As far as the camera on LG WP7 handsets goes – with 5 megapixel cameras they are both good enough for most. And LG’s for now exclusive access to camera API’s allows it to do fun things like Panorama Shot, ScanSearch and Look’n’Type that you can’t do on other WP7 phones.
For the smartphone use patterns LG Quantum and Optimus 7 are doing very well too. The mobile Internet Explorer on Windows Phone 7 OS works great on most of the sites I visit, and WP7’s mobile e-mail client, with it’s easy gmail integration is among the best I’ve seen so far. Getting your music and video collection onto LG Optimus 7 with Zune Desktop software is a breeze, and possibility to keep it sync’ed via home Wi-Fi is a nice bonus. Social Networking clients for the two main services I use – Twitter and Facebook also work well, as does Facebook’s integration into Windows Phone 7 People’s Hub.
Microsoft still has some work to do for it’s Bing Maps mobile service to catch up with rival solutions from Google and Nokia, but for simple getting around in a new place, Bing Maps are already ok on all WP7 handsets.
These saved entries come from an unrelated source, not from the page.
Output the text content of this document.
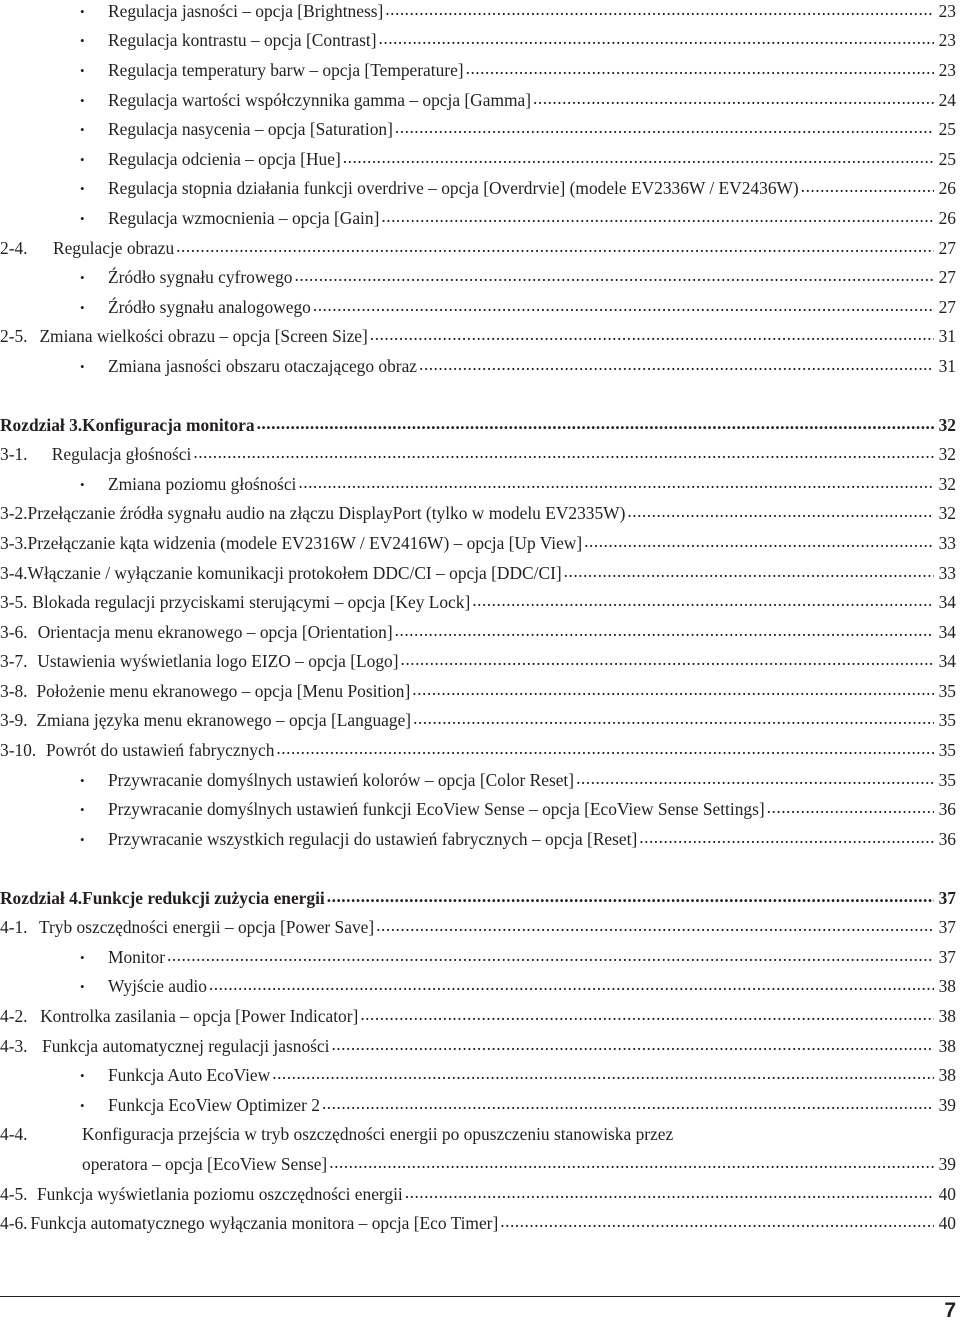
•	Regulacja jasności – opcja [Brightness] .....	23
•	Regulacja kontrastu – opcja [Contrast] .....	23
•	Regulacja temperatury barw – opcja [Temperature] .....	23
•	Regulacja wartości współczynnika gamma – opcja [Gamma] .....	24
•	Regulacja nasycenia – opcja [Saturation] .....	25
•	Regulacja odcienia – opcja [Hue] .....	25
•	Regulacja stopnia działania funkcji overdrive – opcja [Overdrvie] (modele EV2336W / EV2436W) .....	26
•	Regulacja wzmocnienia – opcja [Gain] .....	26
2-4.	Regulacje obrazu .....	27
•	Źródło sygnału cyfrowego .....	27
•	Źródło sygnału analogowego .....	27
2-5. Zmiana wielkości obrazu – opcja [Screen Size] .....	31
•	Zmiana jasności obszaru otaczającego obraz .....	31
Rozdział 3. Konfiguracja monitora .....	32
3-1.	Regulacja głośności .....	32
•	Zmiana poziomu głośności .....	32
3-2. Przełączanie źródła sygnału audio na złączu DisplayPort (tylko w modelu EV2335W) .....	32
3-3. Przełączanie kąta widzenia (modele EV2316W / EV2416W) – opcja [Up View] .....	33
3-4. Włączanie / wyłączanie komunikacji protokołem DDC/CI – opcja [DDC/CI] .....	33
3-5. Blokada regulacji przyciskami sterującymi – opcja [Key Lock] .....	34
3-6. Orientacja menu ekranowego – opcja [Orientation] .....	34
3-7. Ustawienia wyświetlania logo EIZO – opcja [Logo] .....	34
3-8. Położenie menu ekranowego – opcja [Menu Position] .....	35
3-9. Zmiana języka menu ekranowego – opcja [Language] .....	35
3-10. Powrót do ustawień fabrycznych .....	35
•	Przywracanie domyślnych ustawień kolorów – opcja [Color Reset] .....	35
•	Przywracanie domyślnych ustawień funkcji EcoView Sense – opcja [EcoView Sense Settings] .....	36
•	Przywracanie wszystkich regulacji do ustawień fabrycznych – opcja [Reset] .....	36
Rozdział 4. Funkcje redukcji zużycia energii .....	37
4-1. Tryb oszczędności energii – opcja [Power Save] .....	37
•	Monitor .....	37
•	Wyjście audio .....	38
4-2. Kontrolka zasilania – opcja [Power Indicator] .....	38
4-3. Funkcja automatycznej regulacji jasności .....	38
•	Funkcja Auto EcoView .....	38
•	Funkcja EcoView Optimizer 2 .....	39
4-4.	Konfiguracja przejścia w tryb oszczędności energii po opuszczeniu stanowiska przez
operatora – opcja [EcoView Sense] .....	39
4-5. Funkcja wyświetlania poziomu oszczędności energii .....	40
4-6. Funkcja automatycznego wyłączania monitora – opcja [Eco Timer] .....	40
7
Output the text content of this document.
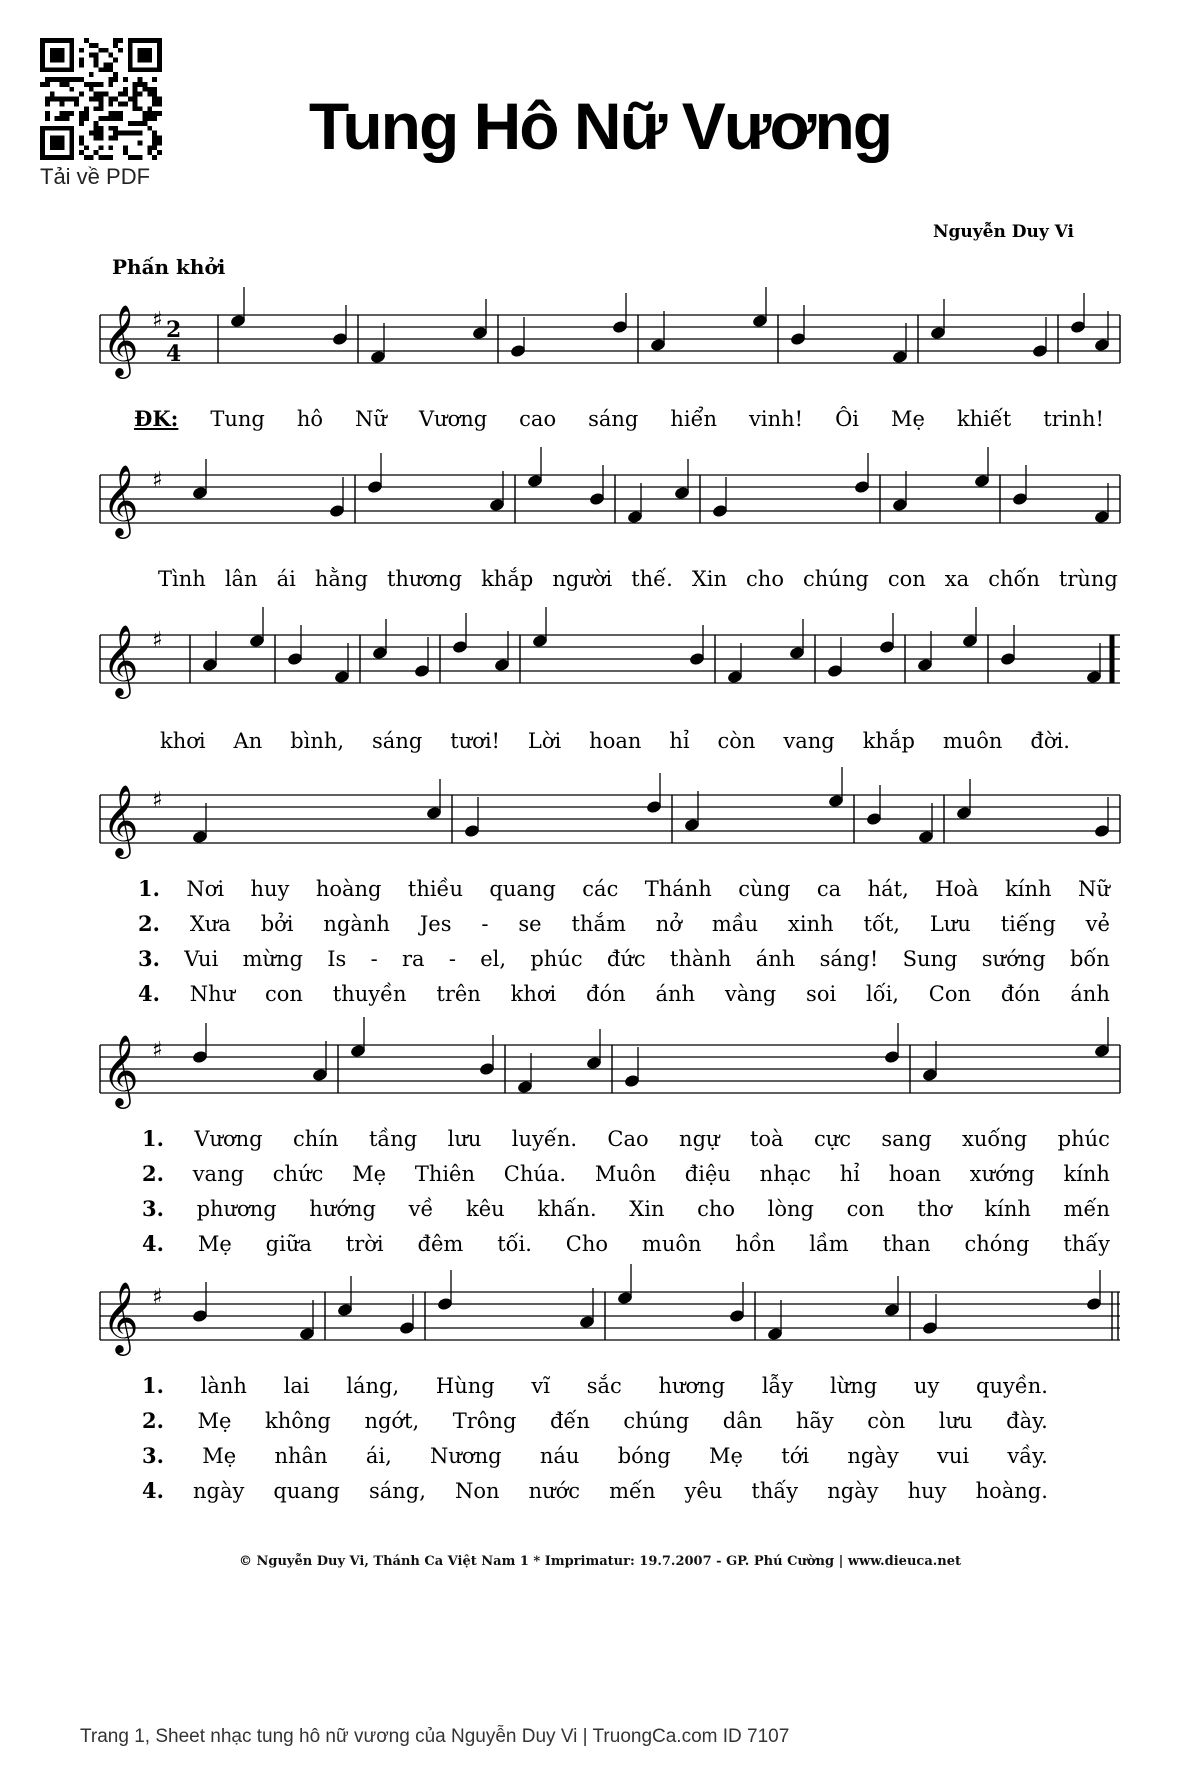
Tải về PDF
Tung Hô Nữ Vương
Nguyễn Duy Vi
Phấn khởi
𝄞 ♯ 2
4
ĐK: Tung hô Nữ Vương cao sáng hiển vinh! Ôi Mẹ khiết trinh!
𝄞 ♯
Tình lân ái hằng thương khắp người thế. Xin cho chúng con xa chốn trùng
𝄞 ♯
khơi An bình, sáng tươi! Lời hoan hỉ còn vang khắp muôn đời.
𝄞 ♯
1. Nơi huy hoàng thiều quang các Thánh cùng ca hát, Hoà kính Nữ
2. Xưa bởi ngành Jes - se thắm nở mầu xinh tốt, Lưu tiếng vẻ
3. Vui mừng Is - ra - el, phúc đức thành ánh sáng! Sung sướng bốn
4. Như con thuyền trên khơi đón ánh vàng soi lối, Con đón ánh
𝄞 ♯
1. Vương chín tầng lưu luyến. Cao ngự toà cực sang xuống phúc
2. vang chức Mẹ Thiên Chúa. Muôn điệu nhạc hỉ hoan xướng kính
3. phương hướng về kêu khấn. Xin cho lòng con thơ kính mến
4. Mẹ giữa trời đêm tối. Cho muôn hồn lầm than chóng thấy
𝄞 ♯
1. lành lai láng, Hùng vĩ sắc hương lẫy lừng uy quyền.
2. Mẹ không ngớt, Trông đến chúng dân hãy còn lưu đày.
3. Mẹ nhân ái, Nương náu bóng Mẹ tới ngày vui vầy.
4. ngày quang sáng, Non nước mến yêu thấy ngày huy hoàng.
© Nguyễn Duy Vi, Thánh Ca Việt Nam 1 * Imprimatur: 19.7.2007 - GP. Phú Cường | www.dieuca.net
Trang 1, Sheet nhạc tung hô nữ vương của Nguyễn Duy Vi | TruongCa.com ID 7107
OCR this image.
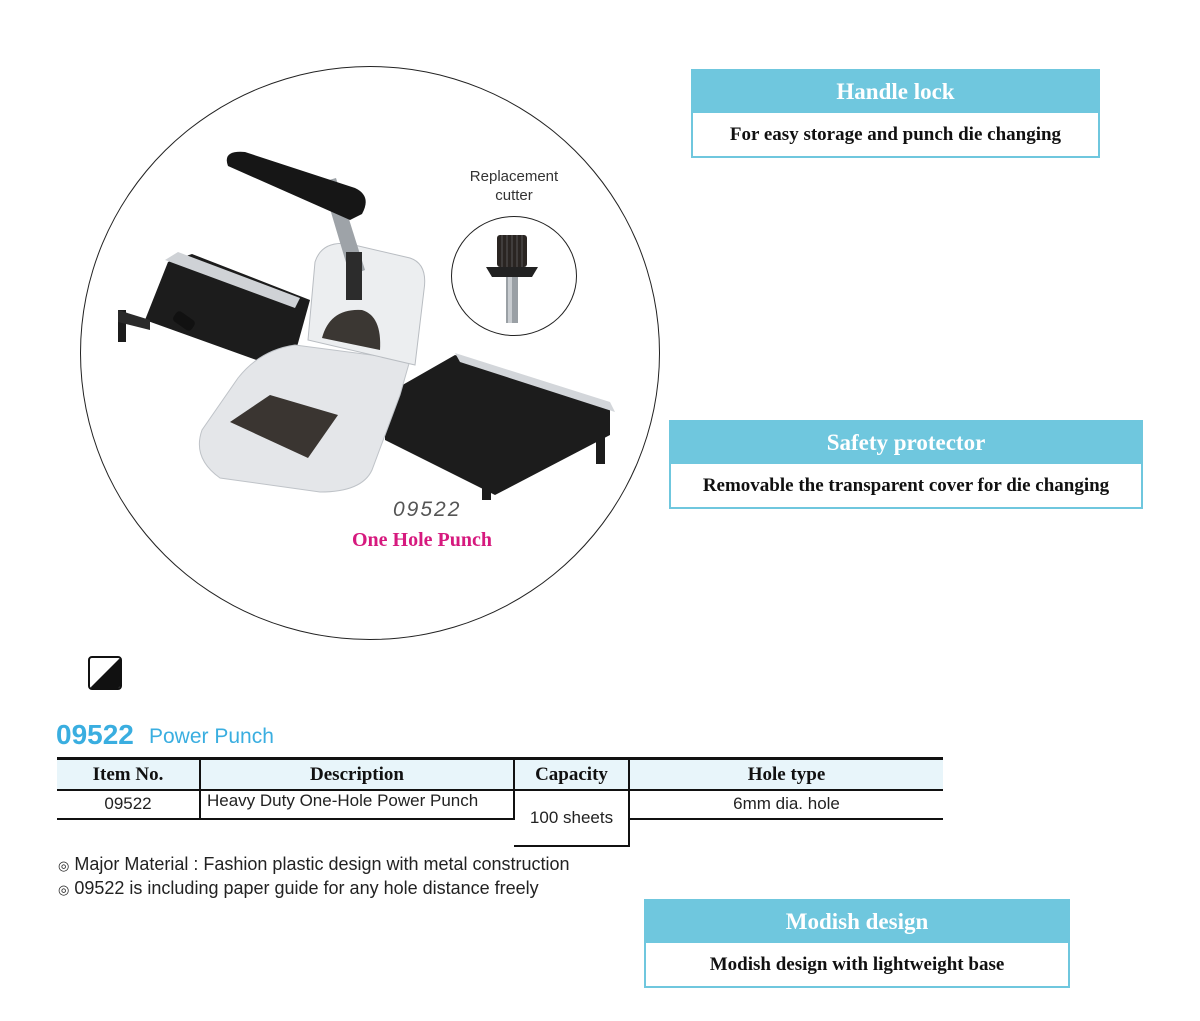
Replacement
cutter
09522
One Hole Punch
Handle lock
For easy storage and punch die changing
Safety protector
Removable the transparent cover for die changing
Modish design
Modish design with lightweight base
09522 Power Punch
Item No.	Description	Capacity	Hole type
09522	Heavy Duty One-Hole Power Punch	100 sheets	6mm dia. hole

◎ Major Material : Fashion plastic design with metal construction
◎ 09522 is including paper guide for any hole distance freely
And LG’s Augmented Reality ScanSearch app, which provides you with access to Google Local Search results and posts them on your camera viewfinder/device display, solves many of the shortcomings that Bing Maps service still has.
And now it’s time for the giveaway results.
The answer to the last question – Which WP7 phone would you like to get for Christmas?, where we listed all available WP7 handsets, drew an interesting response. More then 60% of respondents opted for one of the LG handsets. 31% for Quantum and 31% for Optimus 7. I’m sure that the fact that we were giving those LG handsets away as prizes in the same competition, had a strong impact on user preferences in this case. Still it’s nice to see so many people interested in these phones.
The winners of LG Quantum and Optimus 7 phones have now been selected and contacted, and the handsets are getting ready to be shipped. Congratulations Tom, Julius, Billy, Donald and Peter on your new devices, we’ll try to get them to you before Christmas.